3 is a cross-sectional view illustrating a part of a field emission display device showing a state in which carbon nanotube powder is bonded to a metal electrode in order to explain an embodiment according to the present invention.

4 is a flowchart illustrating a method of manufacturing a field emission display device according to the present invention.

Claims (4)

In the manufacturing method of the field emission indicator in which a cathode electrode, an insulating layer, a gate electrode is formed on a substrate, Forming a sacrificial layer such that the insulating layer and the gate electrode are surrounded by only a part of the cathode electrode; Forming a plating mold on the cathode by a photoresist and forming an alloy film on the plating mold using electroplating; Applying carbon nanotube powder after the alloy film is formed; Removing carbon nanotubes other than the metal electrode after applying the carbon nanotube powder; Removing carbon nanotubes other than the metal electrode and heating the metal electrode and the carbon nanotubes; Method of manufacturing a field emission display device using a carbon nanotube comprising a.

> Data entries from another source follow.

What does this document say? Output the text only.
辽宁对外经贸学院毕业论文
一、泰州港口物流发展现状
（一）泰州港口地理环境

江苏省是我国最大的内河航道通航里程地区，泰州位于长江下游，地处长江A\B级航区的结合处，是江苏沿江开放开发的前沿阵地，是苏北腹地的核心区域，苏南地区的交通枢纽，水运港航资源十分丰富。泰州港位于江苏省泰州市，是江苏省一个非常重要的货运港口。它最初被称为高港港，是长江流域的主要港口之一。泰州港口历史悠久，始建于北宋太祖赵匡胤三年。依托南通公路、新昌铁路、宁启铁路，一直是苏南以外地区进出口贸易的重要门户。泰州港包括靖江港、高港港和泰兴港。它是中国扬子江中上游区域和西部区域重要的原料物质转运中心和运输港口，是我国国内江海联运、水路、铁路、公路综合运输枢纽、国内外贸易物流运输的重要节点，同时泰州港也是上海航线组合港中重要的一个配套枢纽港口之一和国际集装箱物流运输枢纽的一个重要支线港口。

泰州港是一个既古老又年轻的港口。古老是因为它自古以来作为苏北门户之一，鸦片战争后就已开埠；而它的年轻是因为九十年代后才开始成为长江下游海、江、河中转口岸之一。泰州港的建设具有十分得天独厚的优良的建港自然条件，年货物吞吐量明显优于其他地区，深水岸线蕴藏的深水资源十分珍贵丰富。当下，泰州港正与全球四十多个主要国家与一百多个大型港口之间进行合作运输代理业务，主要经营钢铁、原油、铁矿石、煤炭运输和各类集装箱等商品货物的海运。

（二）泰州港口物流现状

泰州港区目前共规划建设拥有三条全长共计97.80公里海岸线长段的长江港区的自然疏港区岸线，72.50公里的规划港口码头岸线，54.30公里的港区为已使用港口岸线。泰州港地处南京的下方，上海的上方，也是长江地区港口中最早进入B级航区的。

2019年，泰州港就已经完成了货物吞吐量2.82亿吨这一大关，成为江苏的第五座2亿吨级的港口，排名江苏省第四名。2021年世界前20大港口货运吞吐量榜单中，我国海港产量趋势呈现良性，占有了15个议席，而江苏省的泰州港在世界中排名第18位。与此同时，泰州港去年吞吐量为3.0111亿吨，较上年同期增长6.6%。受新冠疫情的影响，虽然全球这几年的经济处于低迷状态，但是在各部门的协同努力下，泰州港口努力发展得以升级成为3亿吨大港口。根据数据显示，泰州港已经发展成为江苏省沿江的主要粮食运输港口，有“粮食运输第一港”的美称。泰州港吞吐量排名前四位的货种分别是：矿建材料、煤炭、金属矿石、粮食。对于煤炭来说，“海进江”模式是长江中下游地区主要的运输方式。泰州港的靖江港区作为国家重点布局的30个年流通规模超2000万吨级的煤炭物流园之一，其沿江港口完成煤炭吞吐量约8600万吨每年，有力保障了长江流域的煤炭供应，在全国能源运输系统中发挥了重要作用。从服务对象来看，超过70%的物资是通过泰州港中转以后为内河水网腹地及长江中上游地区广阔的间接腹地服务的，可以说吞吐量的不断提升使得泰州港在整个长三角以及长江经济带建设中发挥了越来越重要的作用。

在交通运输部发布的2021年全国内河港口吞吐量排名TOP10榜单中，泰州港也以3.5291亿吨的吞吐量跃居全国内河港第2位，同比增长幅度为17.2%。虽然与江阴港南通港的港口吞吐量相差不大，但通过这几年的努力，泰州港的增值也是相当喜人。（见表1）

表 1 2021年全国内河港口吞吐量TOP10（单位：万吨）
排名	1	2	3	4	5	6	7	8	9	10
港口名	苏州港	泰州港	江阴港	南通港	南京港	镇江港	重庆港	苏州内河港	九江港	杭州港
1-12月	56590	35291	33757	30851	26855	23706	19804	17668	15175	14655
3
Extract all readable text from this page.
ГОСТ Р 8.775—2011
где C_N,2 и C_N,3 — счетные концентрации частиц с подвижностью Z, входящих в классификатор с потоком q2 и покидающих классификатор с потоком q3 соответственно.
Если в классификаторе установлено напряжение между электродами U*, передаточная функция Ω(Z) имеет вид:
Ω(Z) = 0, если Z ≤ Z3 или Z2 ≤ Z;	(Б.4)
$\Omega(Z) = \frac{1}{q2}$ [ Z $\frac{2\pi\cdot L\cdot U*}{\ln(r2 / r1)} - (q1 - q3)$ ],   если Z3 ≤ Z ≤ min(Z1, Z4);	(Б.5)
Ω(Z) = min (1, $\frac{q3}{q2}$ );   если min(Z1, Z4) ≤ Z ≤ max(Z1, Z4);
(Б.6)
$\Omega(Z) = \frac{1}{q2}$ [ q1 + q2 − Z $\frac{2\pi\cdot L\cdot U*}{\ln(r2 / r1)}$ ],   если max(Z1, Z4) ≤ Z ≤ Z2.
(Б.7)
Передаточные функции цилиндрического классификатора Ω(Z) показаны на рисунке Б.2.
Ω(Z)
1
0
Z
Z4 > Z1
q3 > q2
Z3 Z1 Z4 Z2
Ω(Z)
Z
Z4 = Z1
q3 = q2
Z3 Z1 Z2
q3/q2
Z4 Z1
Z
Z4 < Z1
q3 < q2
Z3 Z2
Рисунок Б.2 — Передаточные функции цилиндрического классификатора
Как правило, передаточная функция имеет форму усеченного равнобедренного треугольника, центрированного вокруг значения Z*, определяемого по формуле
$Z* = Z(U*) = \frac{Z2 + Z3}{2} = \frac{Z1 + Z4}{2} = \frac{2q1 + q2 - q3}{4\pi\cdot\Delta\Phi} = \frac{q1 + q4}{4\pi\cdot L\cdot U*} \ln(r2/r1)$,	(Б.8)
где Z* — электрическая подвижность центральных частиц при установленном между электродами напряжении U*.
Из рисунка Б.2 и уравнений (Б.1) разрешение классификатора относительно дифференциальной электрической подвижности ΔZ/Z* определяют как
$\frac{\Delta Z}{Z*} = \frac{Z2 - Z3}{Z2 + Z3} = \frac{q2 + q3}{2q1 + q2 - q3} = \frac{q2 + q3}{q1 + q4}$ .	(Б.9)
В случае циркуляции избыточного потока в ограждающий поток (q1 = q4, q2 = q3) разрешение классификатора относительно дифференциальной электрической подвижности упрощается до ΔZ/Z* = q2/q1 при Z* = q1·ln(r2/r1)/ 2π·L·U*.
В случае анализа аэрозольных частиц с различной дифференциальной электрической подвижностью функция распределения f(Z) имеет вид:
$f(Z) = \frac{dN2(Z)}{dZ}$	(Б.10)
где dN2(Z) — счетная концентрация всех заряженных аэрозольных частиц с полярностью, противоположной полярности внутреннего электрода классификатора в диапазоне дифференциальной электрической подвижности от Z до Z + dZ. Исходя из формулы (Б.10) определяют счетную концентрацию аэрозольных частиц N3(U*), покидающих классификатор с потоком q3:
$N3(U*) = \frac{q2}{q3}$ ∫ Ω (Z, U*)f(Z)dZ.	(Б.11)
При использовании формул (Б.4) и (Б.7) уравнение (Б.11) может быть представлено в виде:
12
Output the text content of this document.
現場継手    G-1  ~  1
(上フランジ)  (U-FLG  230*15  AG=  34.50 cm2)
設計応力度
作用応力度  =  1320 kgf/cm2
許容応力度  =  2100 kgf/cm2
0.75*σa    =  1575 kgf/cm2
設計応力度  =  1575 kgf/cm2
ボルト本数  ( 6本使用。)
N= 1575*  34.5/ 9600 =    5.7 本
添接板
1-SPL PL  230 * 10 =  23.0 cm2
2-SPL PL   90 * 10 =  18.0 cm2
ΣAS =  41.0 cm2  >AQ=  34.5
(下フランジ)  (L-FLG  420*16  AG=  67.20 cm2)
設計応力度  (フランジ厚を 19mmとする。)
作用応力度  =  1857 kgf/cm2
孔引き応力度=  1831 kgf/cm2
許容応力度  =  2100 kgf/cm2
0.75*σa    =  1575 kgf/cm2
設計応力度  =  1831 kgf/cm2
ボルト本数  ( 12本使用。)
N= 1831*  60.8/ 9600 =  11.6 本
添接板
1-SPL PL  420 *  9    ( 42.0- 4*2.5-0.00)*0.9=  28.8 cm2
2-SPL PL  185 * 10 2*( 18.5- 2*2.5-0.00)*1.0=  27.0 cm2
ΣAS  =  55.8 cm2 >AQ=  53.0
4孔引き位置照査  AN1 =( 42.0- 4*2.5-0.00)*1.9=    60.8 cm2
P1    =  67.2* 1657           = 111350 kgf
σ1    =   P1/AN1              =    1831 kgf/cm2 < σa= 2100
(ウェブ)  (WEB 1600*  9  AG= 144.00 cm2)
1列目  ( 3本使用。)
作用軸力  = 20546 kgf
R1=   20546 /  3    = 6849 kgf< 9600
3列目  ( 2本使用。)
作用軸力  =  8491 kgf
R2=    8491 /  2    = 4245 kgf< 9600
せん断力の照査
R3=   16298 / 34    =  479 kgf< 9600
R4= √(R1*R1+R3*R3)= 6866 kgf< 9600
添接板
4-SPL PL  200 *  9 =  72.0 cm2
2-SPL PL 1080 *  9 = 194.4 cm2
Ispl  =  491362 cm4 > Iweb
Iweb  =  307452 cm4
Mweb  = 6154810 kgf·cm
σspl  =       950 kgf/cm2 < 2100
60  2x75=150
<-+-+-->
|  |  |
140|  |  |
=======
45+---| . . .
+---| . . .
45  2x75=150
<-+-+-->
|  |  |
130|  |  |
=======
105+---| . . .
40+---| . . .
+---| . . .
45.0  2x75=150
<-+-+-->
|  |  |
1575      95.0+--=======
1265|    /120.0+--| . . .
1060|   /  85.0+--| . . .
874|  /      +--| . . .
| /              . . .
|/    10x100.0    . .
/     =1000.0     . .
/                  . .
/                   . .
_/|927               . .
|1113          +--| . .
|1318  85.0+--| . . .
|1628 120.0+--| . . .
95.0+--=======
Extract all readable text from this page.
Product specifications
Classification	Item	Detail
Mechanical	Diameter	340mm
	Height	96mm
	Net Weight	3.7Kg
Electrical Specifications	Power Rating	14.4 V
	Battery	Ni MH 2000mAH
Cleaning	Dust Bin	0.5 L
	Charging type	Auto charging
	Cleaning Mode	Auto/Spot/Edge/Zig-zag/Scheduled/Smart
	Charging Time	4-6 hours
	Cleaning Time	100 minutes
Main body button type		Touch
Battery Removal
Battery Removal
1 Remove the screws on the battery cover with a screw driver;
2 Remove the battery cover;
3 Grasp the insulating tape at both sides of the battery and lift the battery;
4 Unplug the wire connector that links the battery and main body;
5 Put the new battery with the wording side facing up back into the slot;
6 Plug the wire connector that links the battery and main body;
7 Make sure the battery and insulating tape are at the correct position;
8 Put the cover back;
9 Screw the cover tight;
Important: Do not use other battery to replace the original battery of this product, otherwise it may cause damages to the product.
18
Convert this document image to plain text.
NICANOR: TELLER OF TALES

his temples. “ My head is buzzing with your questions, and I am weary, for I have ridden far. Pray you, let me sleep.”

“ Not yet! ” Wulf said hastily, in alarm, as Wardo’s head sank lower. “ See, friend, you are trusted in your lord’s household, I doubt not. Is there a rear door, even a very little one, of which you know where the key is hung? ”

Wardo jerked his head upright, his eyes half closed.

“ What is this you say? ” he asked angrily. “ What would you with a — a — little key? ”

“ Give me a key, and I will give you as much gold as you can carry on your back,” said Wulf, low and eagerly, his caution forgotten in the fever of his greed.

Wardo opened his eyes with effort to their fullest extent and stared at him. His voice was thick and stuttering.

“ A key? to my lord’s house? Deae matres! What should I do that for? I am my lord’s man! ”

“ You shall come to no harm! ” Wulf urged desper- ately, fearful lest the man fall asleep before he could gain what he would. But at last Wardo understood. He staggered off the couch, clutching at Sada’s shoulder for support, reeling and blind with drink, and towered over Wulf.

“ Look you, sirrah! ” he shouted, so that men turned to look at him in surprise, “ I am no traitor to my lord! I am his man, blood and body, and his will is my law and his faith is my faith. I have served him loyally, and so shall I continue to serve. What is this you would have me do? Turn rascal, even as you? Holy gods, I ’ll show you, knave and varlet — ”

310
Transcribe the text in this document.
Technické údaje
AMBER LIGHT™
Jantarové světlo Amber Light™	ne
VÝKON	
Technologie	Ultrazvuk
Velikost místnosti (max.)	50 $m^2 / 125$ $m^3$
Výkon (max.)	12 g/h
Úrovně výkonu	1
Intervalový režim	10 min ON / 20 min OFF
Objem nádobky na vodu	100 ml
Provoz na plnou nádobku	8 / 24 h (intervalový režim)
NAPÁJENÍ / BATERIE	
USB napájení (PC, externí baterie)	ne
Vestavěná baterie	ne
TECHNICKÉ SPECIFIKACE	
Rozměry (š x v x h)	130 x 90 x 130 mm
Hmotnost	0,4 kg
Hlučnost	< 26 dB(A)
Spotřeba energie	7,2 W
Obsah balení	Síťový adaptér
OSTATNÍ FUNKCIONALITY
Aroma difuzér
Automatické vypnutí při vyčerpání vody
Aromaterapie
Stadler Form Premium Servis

The method of claim 1, further comprising disposing a magnetic material on a lower portion of the substrate after applying the carbon nanotube powder, thereby disposing the carbon nanotube powder on the metal electrode. . The method of claim 1, wherein in the forming of the alloy film using electroplating, the alloy film is formed of a fusion bonding material. 4. The method of claim 3, wherein the fusion bonding material is made of AuSn or the like.